Neoliberal zihniyet algısı, hâlihazırda dünyamızı ağır bir şekilde etkileyen ve yakın gelecekte daha da ağır olarak etkilemesi öngörülen küresel iklim değişikliğinden çok daha ağır bir tehdit olarak karşımızda durmaktadır. Nitekim egemen neo liberal dil, ekolojizmi de kendi söylem dünyasında asıl işlevinden uzaklaştıracak bir söylemsel çarpıtmaya uğratarak parlak cümlelerle kamuoyuna sunmakta ve bu yaklaşım, uluslararası örgütler eliyle de devletlere benimsetilmektedir. Ve son tahlilde “hâkim” devletler de, mutlak ve evrensel doğrunun kendisinde saklı olduğuna inanmış bu evrensel söyleme, dışlanma korkusunu da ekleyelim, teslim olmak zorunda kalıyorlar.
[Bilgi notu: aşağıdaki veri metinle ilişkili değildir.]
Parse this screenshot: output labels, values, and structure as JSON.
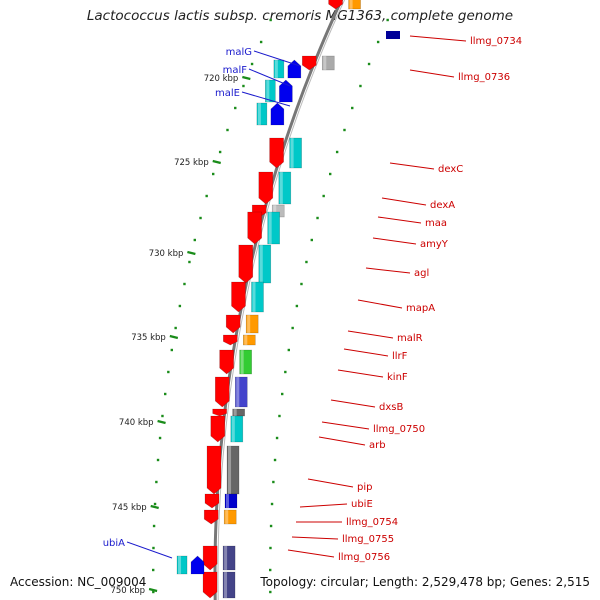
{
  "title": "Lactococcus lactis subsp. cremoris MG1363, complete genome",
  "footer": {
    "accession": "Accession: NC_009004",
    "summary": "Topology: circular; Length: 2,529,478 bp; Genes: 2,515"
  },
  "colors": {
    "forward": "#0000ee",
    "reverse": "#ff0000",
    "backbone": "#777777",
    "tick": "#1a8c1a",
    "label_forward": "#1a1acc",
    "label_reverse": "#cc0000"
  },
  "kbp_ticks": [
    "720 kbp",
    "725 kbp",
    "730 kbp",
    "735 kbp",
    "740 kbp",
    "745 kbp",
    "750 kbp"
  ],
  "forward_genes": [
    "malG",
    "malF",
    "malE",
    "ubiA"
  ],
  "reverse_genes": [
    "llmg_0734",
    "llmg_0736",
    "dexC",
    "dexA",
    "maa",
    "amyY",
    "agl",
    "mapA",
    "malR",
    "llrF",
    "kinF",
    "dxsB",
    "llmg_0750",
    "arb",
    "pip",
    "ubiE",
    "llmg_0754",
    "llmg_0755",
    "llmg_0756"
  ]
}
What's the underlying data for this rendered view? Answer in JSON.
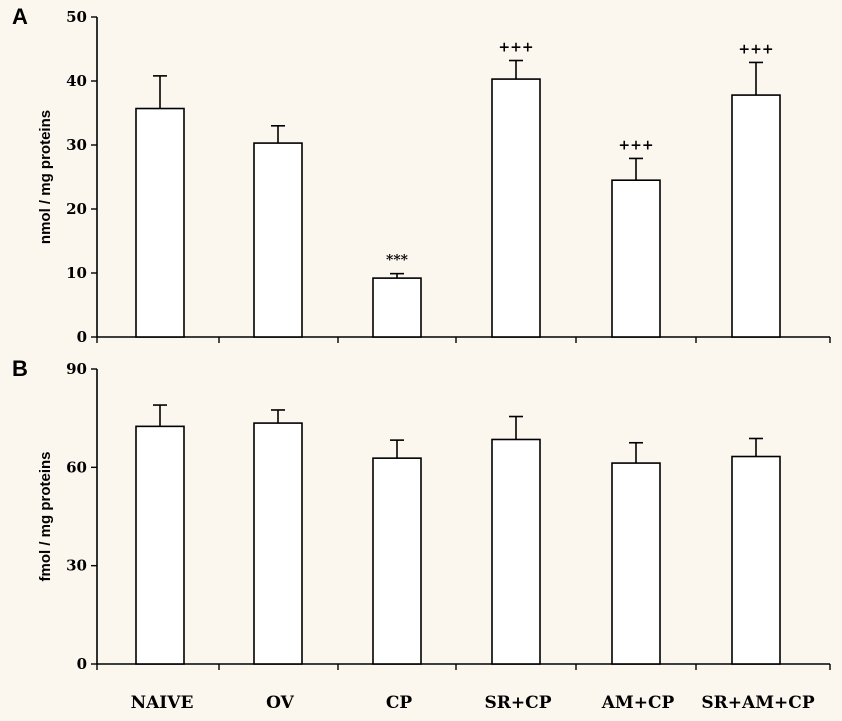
{
  "chart_data": [
    {
      "type": "bar",
      "panel_label": "A",
      "ylabel": "nmol / mg proteins",
      "ylim": [
        0,
        50
      ],
      "yticks": [
        0,
        10,
        20,
        30,
        40,
        50
      ],
      "categories": [
        "NAIVE",
        "OV",
        "CP",
        "SR+CP",
        "AM+CP",
        "SR+AM+CP"
      ],
      "values": [
        35.7,
        30.3,
        9.2,
        40.3,
        24.5,
        37.8
      ],
      "error_plus": [
        5.1,
        2.7,
        0.7,
        2.9,
        3.4,
        5.1
      ],
      "annotations": [
        "",
        "",
        "***",
        "+++",
        "+++",
        "+++"
      ]
    },
    {
      "type": "bar",
      "panel_label": "B",
      "ylabel": "fmol / mg proteins",
      "ylim": [
        0,
        90
      ],
      "yticks": [
        0,
        30,
        60,
        90
      ],
      "categories": [
        "NAIVE",
        "OV",
        "CP",
        "SR+CP",
        "AM+CP",
        "SR+AM+CP"
      ],
      "values": [
        72.5,
        73.5,
        62.8,
        68.5,
        61.3,
        63.3
      ],
      "error_plus": [
        6.5,
        4.0,
        5.5,
        7.0,
        6.2,
        5.5
      ],
      "annotations": [
        "",
        "",
        "",
        "",
        "",
        ""
      ]
    }
  ]
}
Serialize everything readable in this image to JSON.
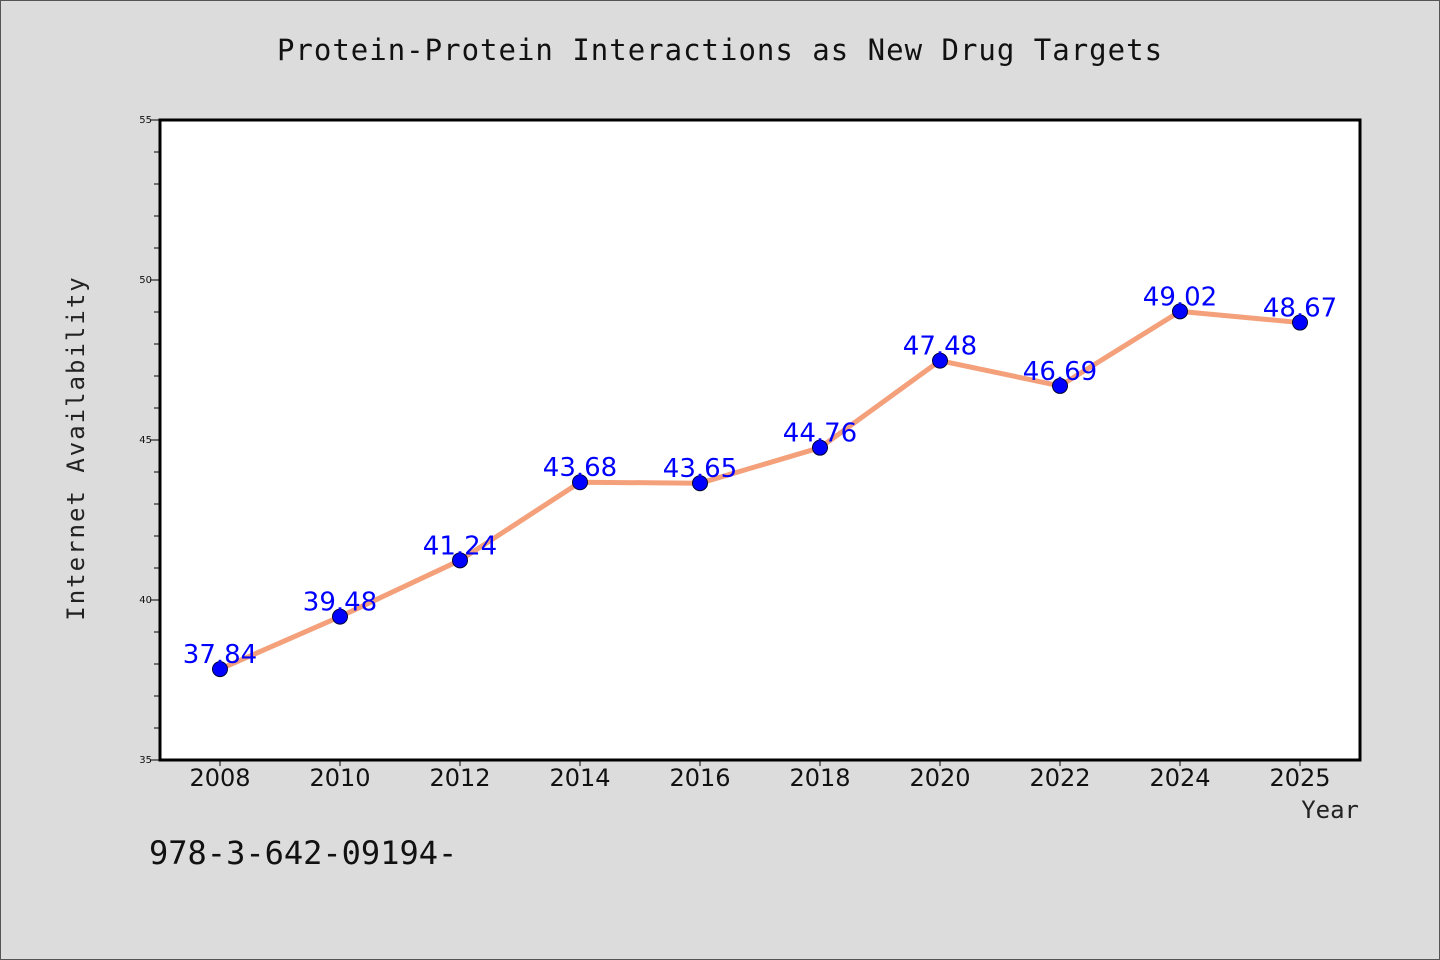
{
  "chart_data": {
    "type": "line",
    "title": "Protein-Protein Interactions as New Drug Targets",
    "xlabel": "Year",
    "ylabel": "Internet Availability",
    "categories": [
      "2008",
      "2010",
      "2012",
      "2014",
      "2016",
      "2018",
      "2020",
      "2022",
      "2024",
      "2025"
    ],
    "series": [
      {
        "values": [
          37.84,
          39.48,
          41.24,
          43.68,
          43.65,
          44.76,
          47.48,
          46.69,
          49.02,
          48.67
        ],
        "line_color": "#f4a07a",
        "marker_color": "#0000ff"
      }
    ],
    "data_labels": [
      "37.84",
      "39.48",
      "41.24",
      "43.68",
      "43.65",
      "44.76",
      "47.48",
      "46.69",
      "49.02",
      "48.67"
    ],
    "ylim": [
      35,
      55
    ],
    "yticks": [
      35,
      40,
      45,
      50,
      55
    ],
    "grid": false,
    "legend": "none"
  },
  "footer": {
    "code": "978-3-642-09194-"
  },
  "colors": {
    "background": "#dcdcdc",
    "plot_background": "#ffffff",
    "line": "#f4a07a",
    "marker": "#0000ff",
    "data_label": "#0000ff"
  }
}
Küresel ekolojik sorunların çözümü, öncelikle zihniyet dünyalarının değişmesinden başlayan bir süreçle anlam kazanabilir. Neo liberal zihniyetin içerisinden konuşan bir dil varlığını devam ettirdikçe, dürüst olmak gerekirse, emisyon oranlarının ne ölçüde azaltılacağı pek önem taşımayacaktır, nitekim alınacak her tedbirin piyasa dinamiklerine uyumlandırıldığını bilmiş olacağız.